En fait Hardin propose une cause, un pourquoi comme explication à la gestion d’un capital. Sans un responsable identifié, un bien est destiné à se dégrader continuement.
Elinor Orstrom a contesté l’analyse de Hardin2 et obtenu le Prix Nobel 2011 pour ce travail. Elle souligne d’abord qu’il existe des biens qui n’ont jamais fait l’objet d’une appropriation publique et privés et qui pourtant ne se dégradent pas, C’est par exemple le cas des nappes phréatiques, ou des ressources halieutiques (ressources de la mer, poissons, crustacés, etc.). Ces biens communs par leur nature fluide ne peuvent pas faire l’objet d’une appropriation. La nappe court dans les terres de plusieurs propriétaires sans qu’aucun puisse s’approprier ce bien. Pourtant l’expérience montre que la surexploitation n’est pas une fatalité, et les utilisateurs peuvent parvenir à s’entendre pour maintenir la ressource.

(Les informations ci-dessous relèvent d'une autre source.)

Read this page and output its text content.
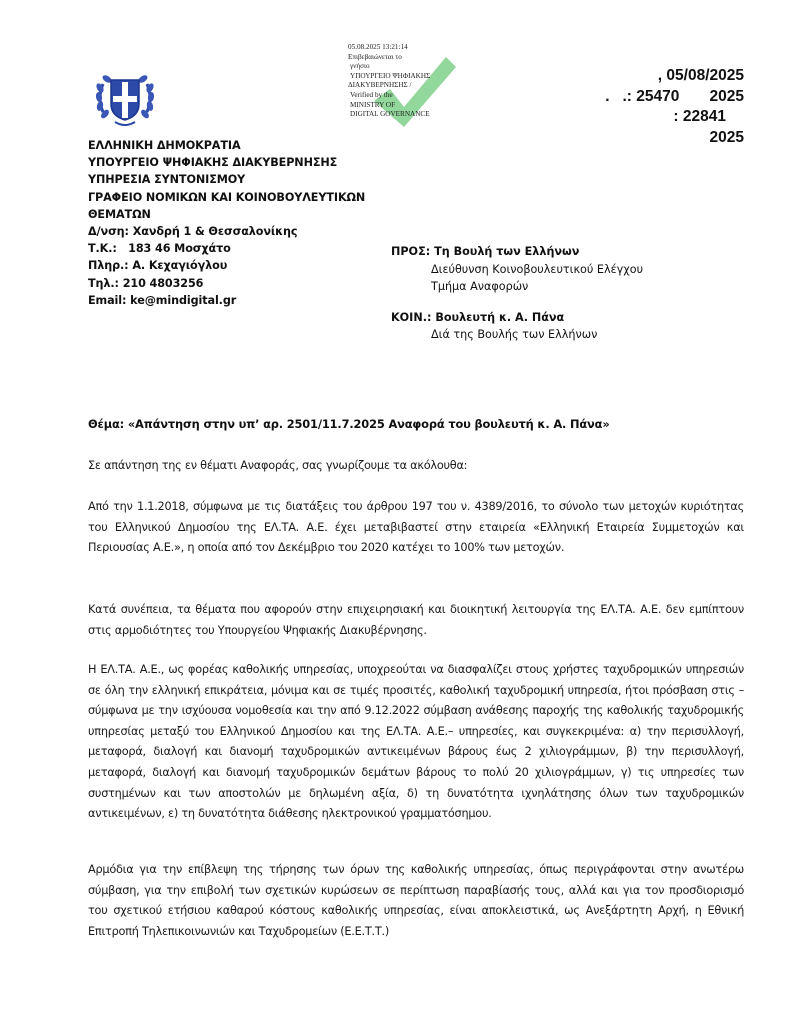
05.08.2025 13:21:14
Επιβεβαιώνεται το
γνήσιο
ΥΠΟΥΡΓΕΙΟ ΨΗΦΙΑΚΗΣ
ΔΙΑΚΥΒΕΡΝΗΣΗΣ /
Verified by the
MINISTRY OF
DIGITAL GOVERNANCE
, 05/08/2025
.   .: 25470       2025
: 22841
2025
ΕΛΛΗΝΙΚΗ ΔΗΜΟΚΡΑΤΙΑ
ΥΠΟΥΡΓΕΙΟ ΨΗΦΙΑΚΗΣ ΔΙΑΚΥΒΕΡΝΗΣΗΣ
ΥΠΗΡΕΣΙΑ ΣΥΝΤΟΝΙΣΜΟΥ
ΓΡΑΦΕΙΟ ΝΟΜΙΚΩΝ ΚΑΙ ΚΟΙΝΟΒΟΥΛΕΥΤΙΚΩΝ
ΘΕΜΑΤΩΝ
Δ/νση: Χανδρή 1 & Θεσσαλονίκης
Τ.Κ.:   183 46 Μοσχάτο
Πληρ.: Α. Κεχαγιόγλου
Τηλ.: 210 4803256
Email: ke@mindigital.gr
ΠΡΟΣ: Τη Βουλή των Ελλήνων
Διεύθυνση Κοινοβουλευτικού Ελέγχου
Τμήμα Αναφορών
ΚΟΙΝ.: Βουλευτή κ. Α. Πάνα
Διά της Βουλής των Ελλήνων
Θέμα: «Απάντηση στην υπ’ αρ. 2501/11.7.2025 Αναφορά του βουλευτή κ. Α. Πάνα»
Σε απάντηση της εν θέματι Αναφοράς, σας γνωρίζουμε τα ακόλουθα:
Από την 1.1.2018, σύμφωνα με τις διατάξεις του άρθρου 197 του ν. 4389/2016, το σύνολο των μετοχών κυριότητας του Ελληνικού Δημοσίου της ΕΛ.ΤΑ. Α.Ε. έχει μεταβιβαστεί στην εταιρεία «Ελληνική Εταιρεία Συμμετοχών και Περιουσίας Α.Ε.», η οποία από τον Δεκέμβριο του 2020 κατέχει το 100% των μετοχών.
Κατά συνέπεια, τα θέματα που αφορούν στην επιχειρησιακή και διοικητική λειτουργία της ΕΛ.ΤΑ. Α.Ε. δεν εμπίπτουν στις αρμοδιότητες του Υπουργείου Ψηφιακής Διακυβέρνησης.
Η ΕΛ.ΤΑ. Α.Ε., ως φορέας καθολικής υπηρεσίας, υποχρεούται να διασφαλίζει στους χρήστες ταχυδρομικών υπηρεσιών σε όλη την ελληνική επικράτεια, μόνιμα και σε τιμές προσιτές, καθολική ταχυδρομική υπηρεσία, ήτοι πρόσβαση στις –σύμφωνα με την ισχύουσα νομοθεσία και την από 9.12.2022 σύμβαση ανάθεσης παροχής της καθολικής ταχυδρομικής υπηρεσίας μεταξύ του Ελληνικού Δημοσίου και της ΕΛ.ΤΑ. Α.Ε.– υπηρεσίες, και συγκεκριμένα: α) την περισυλλογή, μεταφορά, διαλογή και διανομή ταχυδρομικών αντικειμένων βάρους έως 2 χιλιογράμμων, β) την περισυλλογή, μεταφορά, διαλογή και διανομή ταχυδρομικών δεμάτων βάρους το πολύ 20 χιλιογράμμων, γ) τις υπηρεσίες των συστημένων και των αποστολών με δηλωμένη αξία, δ) τη δυνατότητα ιχνηλάτησης όλων των ταχυδρομικών αντικειμένων, ε) τη δυνατότητα διάθεσης ηλεκτρονικού γραμματόσημου.
Αρμόδια για την επίβλεψη της τήρησης των όρων της καθολικής υπηρεσίας, όπως περιγράφονται στην ανωτέρω σύμβαση, για την επιβολή των σχετικών κυρώσεων σε περίπτωση παραβίασής τους, αλλά και για τον προσδιορισμό του σχετικού ετήσιου καθαρού κόστους καθολικής υπηρεσίας, είναι αποκλειστικά, ως Ανεξάρτητη Αρχή, η Εθνική Επιτροπή Τηλεπικοινωνιών και Ταχυδρομείων (Ε.Ε.Τ.Τ.)
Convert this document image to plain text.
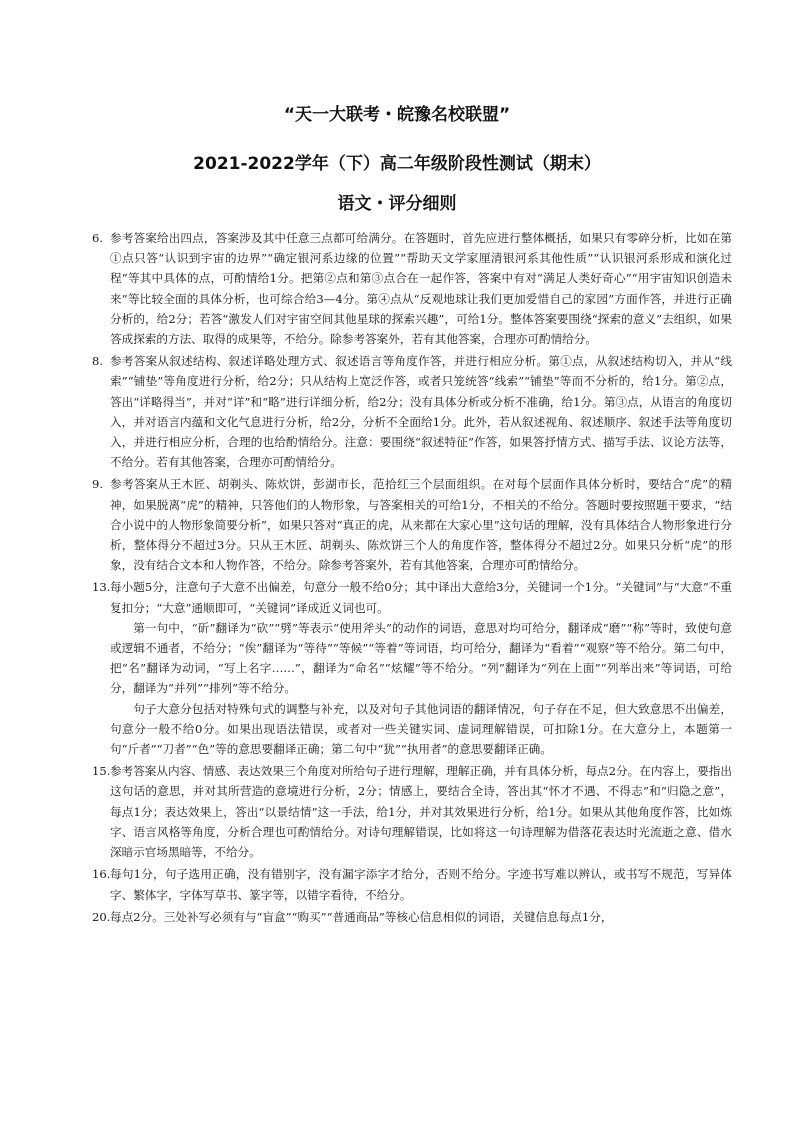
“天一大联考・皖豫名校联盟”
2021-2022学年（下）高二年级阶段性测试（期末）
语文・评分细则
6. 参考答案给出四点，答案涉及其中任意三点都可给满分。在答题时，首先应进行整体概括，如果只有零碎分析，比如在第①点只答“认识到宇宙的边界”“确定银河系边缘的位置”“帮助天文学家厘清银河系其他性质”“认识银河系形成和演化过程”等其中具体的点，可酌情给1分。把第②点和第③点合在一起作答，答案中有对“满足人类好奇心”“用宇宙知识创造未来”等比较全面的具体分析，也可综合给3—4分。第④点从“反观地球让我们更加爱惜自己的家园”方面作答，并进行正确分析的，给2分；若答“激发人们对宇宙空间其他星球的探索兴趣”，可给1分。整体答案要围绕“探索的意义”去组织，如果答成探索的方法、取得的成果等，不给分。除参考答案外，若有其他答案，合理亦可酌情给分。

8. 参考答案从叙述结构、叙述详略处理方式、叙述语言等角度作答，并进行相应分析。第①点，从叙述结构切入，并从“线索”“铺垫”等角度进行分析，给2分；只从结构上宽泛作答，或者只笼统答“线索”“铺垫”等而不分析的，给1分。第②点，答出“详略得当”，并对“详”和“略”进行详细分析，给2分；没有具体分析或分析不准确，给1分。第③点，从语言的角度切入，并对语言内蕴和文化气息进行分析，给2分，分析不全面给1分。此外，若从叙述视角、叙述顺序、叙述手法等角度切入，并进行相应分析，合理的也给酌情给分。注意：要围绕“叙述特征”作答，如果答抒情方式、描写手法、议论方法等，不给分。若有其他答案，合理亦可酌情给分。

9. 参考答案从王木匠、胡剃头、陈炊饼，彭湖市长，范拾红三个层面组织。在对每个层面作具体分析时，要结合“虎”的精神，如果脱离“虎”的精神，只答他们的人物形象，与答案相关的可给1分，不相关的不给分。答题时要按照题干要求，“结合小说中的人物形象简要分析”，如果只答对“真正的虎，从来都在大家心里”这句话的理解，没有具体结合人物形象进行分析，整体得分不超过3分。只从王木匠、胡剃头、陈炊饼三个人的角度作答，整体得分不超过2分。如果只分析“虎”的形象，没有结合文本和人物作答，不给分。除参考答案外，若有其他答案，合理亦可酌情给分。

13. 每小题5分，注意句子大意不出偏差，句意分一般不给0分；其中译出大意给3分，关键词一个1分。“关键词”与“大意”不重复扣分；“大意”通顺即可，“关键词”译成近义词也可。

第一句中，“斫”翻译为“砍”“劈”等表示“使用斧头”的动作的词语，意思对均可给分，翻译成“磨”“称”等时，致使句意或逻辑不通者，不给分；“俟”翻译为“等待”“等候”“等着”等词语，均可给分，翻译为“看着”“观察”等不给分。第二句中，把“名”翻译为动词，“写上名字……”，翻译为“命名”“炫耀”等不给分。“列”翻译为“列在上面”“列举出来”等词语，可给分，翻译为“并列”“排列”等不给分。

句子大意分包括对特殊句式的调整与补充，以及对句子其他词语的翻译情况，句子存在不足，但大致意思不出偏差，句意分一般不给0分。如果出现语法错误，或者对一些关键实词、虚词理解错误，可扣除1分。在大意分上，本题第一句“斤者”“刀者”“色”等的意思要翻译正确；第二句中“犹”“执用者”的意思要翻译正确。

15. 参考答案从内容、情感、表达效果三个角度对所给句子进行理解，理解正确，并有具体分析，每点2分。在内容上，要指出这句话的意思，并对其所营造的意境进行分析，2分；情感上，要结合全诗，答出其“怀才不遇、不得志”和“归隐之意”，每点1分；表达效果上，答出“以景结情”这一手法，给1分，并对其效果进行分析，给1分。如果从其他角度作答，比如炼字、语言风格等角度，分析合理也可酌情给分。对诗句理解错误，比如将这一句诗理解为借落花表达时光流逝之意、借水深暗示官场黑暗等，不给分。

16. 每句1分，句子选用正确，没有错别字，没有漏字添字才给分，否则不给分。字迹书写难以辨认，或书写不规范，写异体字、繁体字，字体写草书、篆字等，以错字看待，不给分。

20. 每点2分。三处补写必须有与“盲盒”“购买”“普通商品”等核心信息相似的词语，关键信息每点1分，
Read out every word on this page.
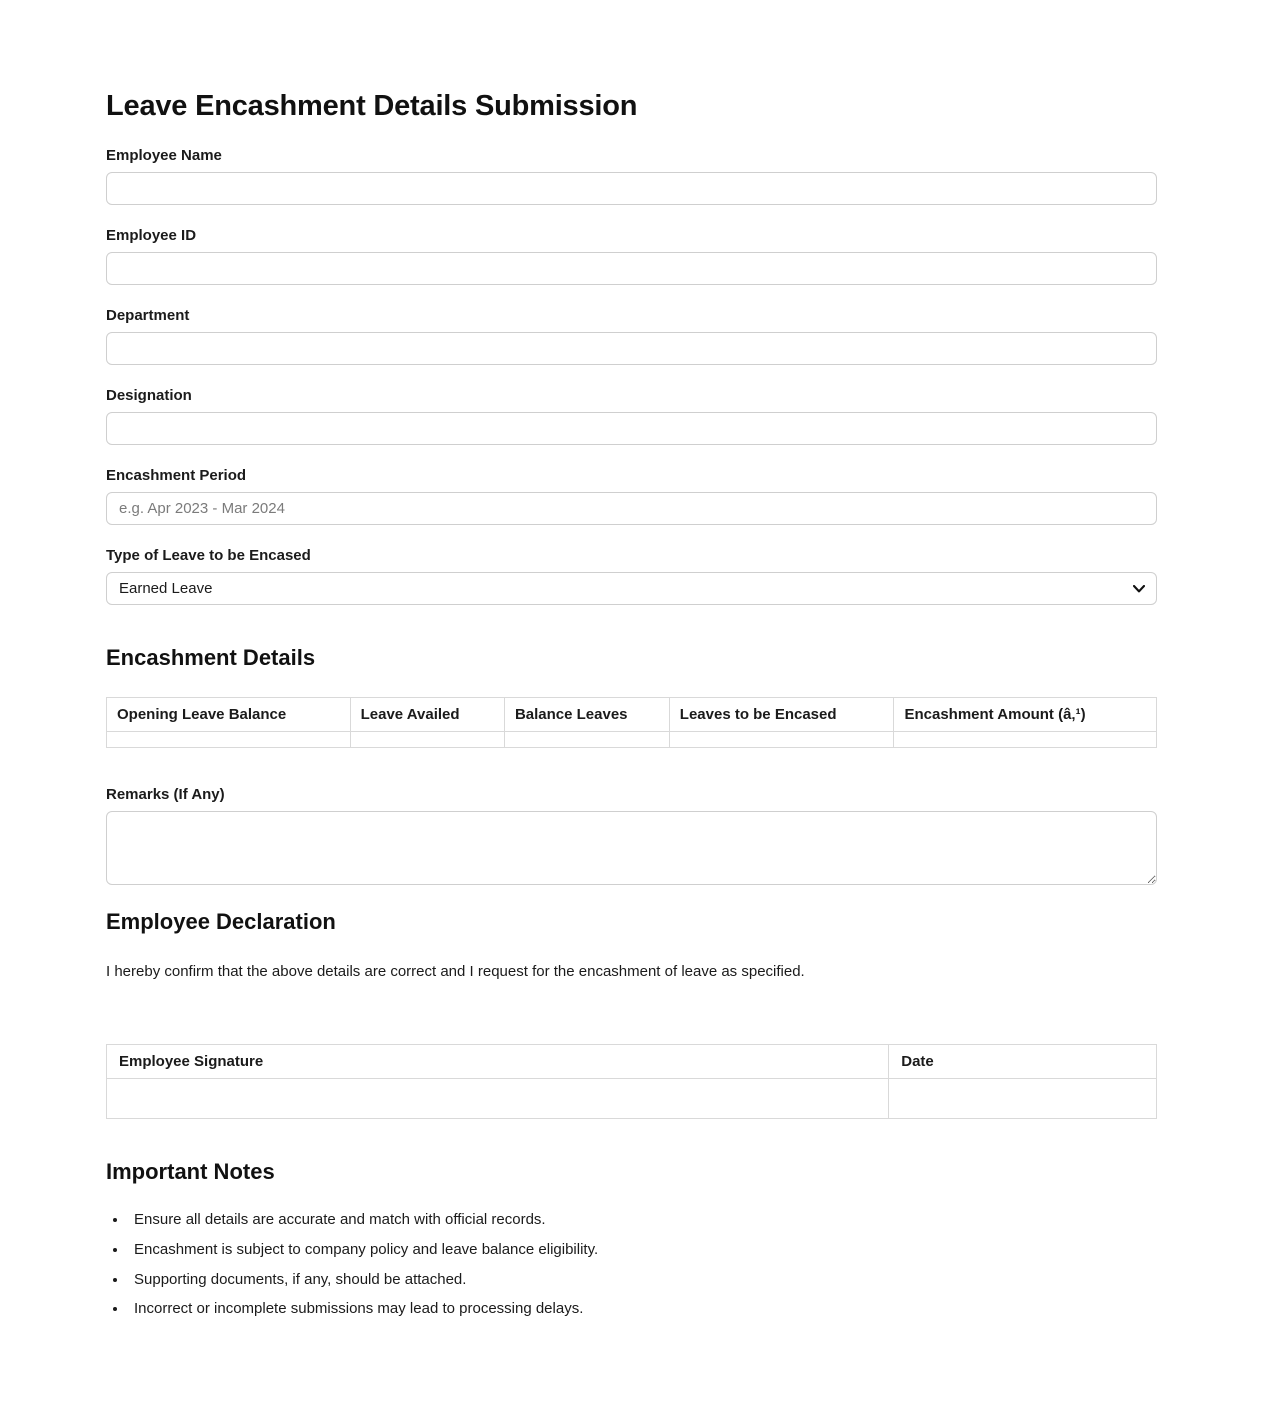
Leave Encashment Details Submission
Employee Name
Employee ID
Department
Designation
Encashment Period
e.g. Apr 2023 - Mar 2024
Type of Leave to be Encased
Earned Leave
Encashment Details
Opening Leave Balance	Leave Availed	Balance Leaves	Leaves to be Encased	Encashment Amount (â‚¹)

Remarks (If Any)
Employee Declaration

I hereby confirm that the above details are correct and I request for the encashment of leave as specified.

Employee Signature	Date

Important Notes
• Ensure all details are accurate and match with official records.
• Encashment is subject to company policy and leave balance eligibility.
• Supporting documents, if any, should be attached.
• Incorrect or incomplete submissions may lead to processing delays.
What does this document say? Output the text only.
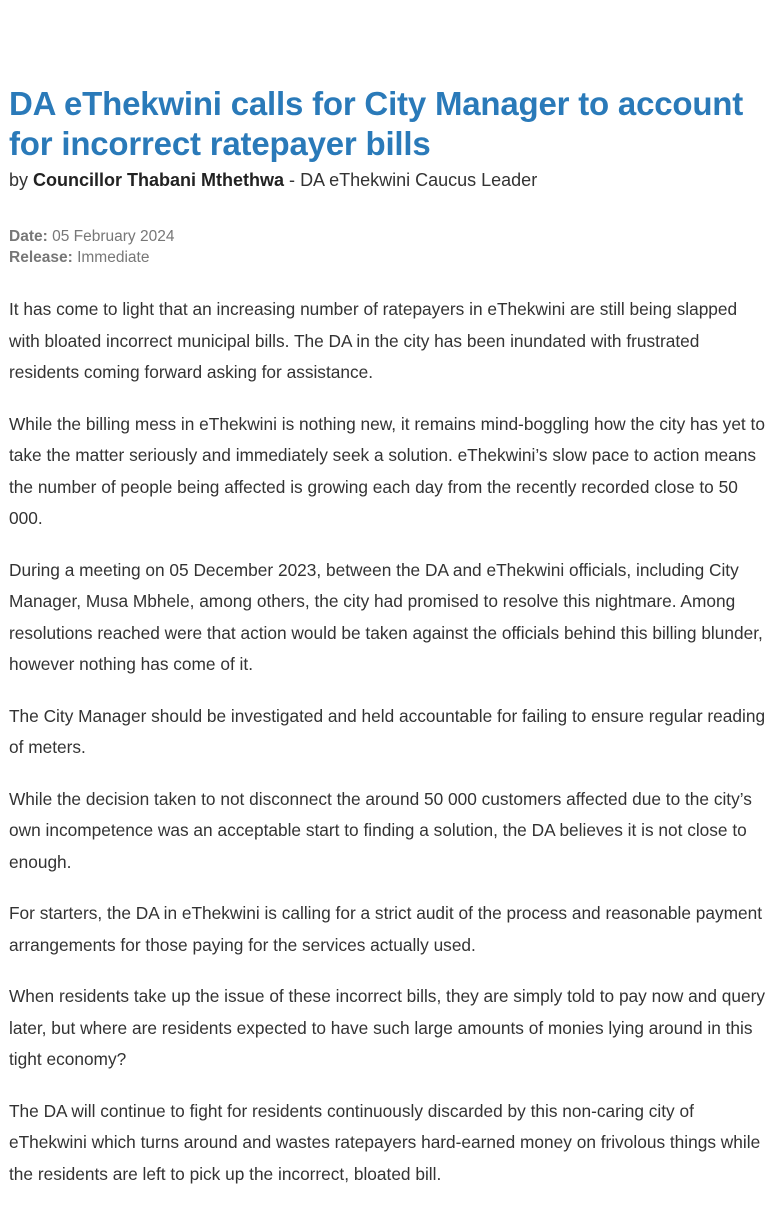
DA eThekwini calls for City Manager to account for incorrect ratepayer bills
by Councillor Thabani Mthethwa - DA eThekwini Caucus Leader
Date: 05 February 2024
Release: Immediate

It has come to light that an increasing number of ratepayers in eThekwini are still being slapped with bloated incorrect municipal bills. The DA in the city has been inundated with frustrated residents coming forward asking for assistance.

While the billing mess in eThekwini is nothing new, it remains mind-boggling how the city has yet to take the matter seriously and immediately seek a solution. eThekwini’s slow pace to action means the number of people being affected is growing each day from the recently recorded close to 50 000.

During a meeting on 05 December 2023, between the DA and eThekwini officials, including City Manager, Musa Mbhele, among others, the city had promised to resolve this nightmare. Among resolutions reached were that action would be taken against the officials behind this billing blunder, however nothing has come of it.

The City Manager should be investigated and held accountable for failing to ensure regular reading of meters.

While the decision taken to not disconnect the around 50 000 customers affected due to the city’s own incompetence was an acceptable start to finding a solution, the DA believes it is not close to enough.

For starters, the DA in eThekwini is calling for a strict audit of the process and reasonable payment arrangements for those paying for the services actually used.

When residents take up the issue of these incorrect bills, they are simply told to pay now and query later, but where are residents expected to have such large amounts of monies lying around in this tight economy?

The DA will continue to fight for residents continuously discarded by this non-caring city of eThekwini which turns around and wastes ratepayers hard-earned money on frivolous things while the residents are left to pick up the incorrect, bloated bill.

Forte de ce constat, Orstrom travailla sur les règles qui expliquaient que les participants parvenaient à éviter la surexploitation du bien.
A partir de plusieurs exemples, Orstrom définit quelques règles qui permettent à un système social de s’organiser. Les participants doivent passer une forme de contrat, pas nécessairement formalisé, mais dont tous acceptent les règles.
Tous les acteurs doivent avoir une claire connaissance des raisons pour lesquels ils s’associent. Ces raisons peuvent tenir aux limites de ressources utilisées par le groupe, aux conditions locales.
Ensuite des dispositifs de pilotage clairs, partagés, construits en commun par tous les acteurs et non imposés du dehors permettent en permanence d’adapter le système.
Enfin Il existe un système de surveillance et de sanction adapté. Par adapté, il faut entendre que l’objectif de ce système n’est pas de punir les contrevenants mais de s’assurer que tous les manquements sont repérés et que les acteurs subiront des sanctions graduelles en fonction de leur importance et des récidives. Ces sanctions ont pour premier objectif de rappeler la solidarité nécessaire des participants du système.
Orstrom édicta une dernière règle ne concernant pas l’organisation interne d’une organisation. La coopération entre des organisations décentralisées est plus adaptée et fonctionne souvent mieux qu’une organisation complètement centralisée.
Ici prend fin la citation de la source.